Wiseman shot Ricardo a scornful look. “Where’d j’all pick up the cheerleader, German?” Wiseman spit a stream of tobacco juice in the dust. “Shit, teach him to dance to an organ grinder, you could sell him to the circus.”
Bobby forced a laugh, reminding himself that the season ran through September.
As Zig Emory made his long adjustment in the batter’s box, the players started placing low-voiced bets, no money, on how many times the home-plate umpire would hitch up his pants. Some said five, others seven to ten. Dickie Chozen eased down to the other side
of the dugout. Bobby stretched and took deep breaths. Since he had nothing to lose, Bill German bet on twelve hitches, hoping for a long at-bat.

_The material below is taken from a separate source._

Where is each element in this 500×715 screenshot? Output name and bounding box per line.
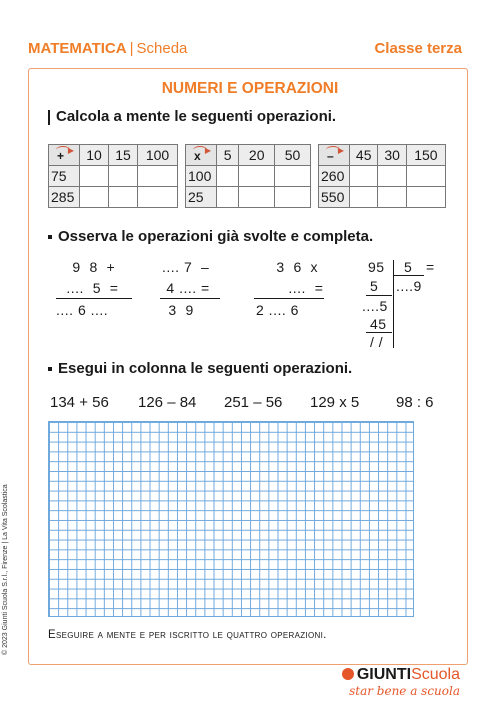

Mr. Five-by-Five hitched up twice while Ziggy was settling in, and there was a quick argument about whether those should count or not. As it turned out, Emory swung at the first pitch, the center fielder caught the third out, and nobody won the sterile bet.
Throwing his warm-up pitches, Bobby checked the on-deck circle. Schroeder would be the toughest batter, followed by Hickenberry. Or Hockenbury. Then Sadaris. The little weasel, Bobby thought. DP Sadaris, they called him, for his tendency to hit into double plays. He had Class C talent, at best, so Bobby thought he must have come from a rich family with connections.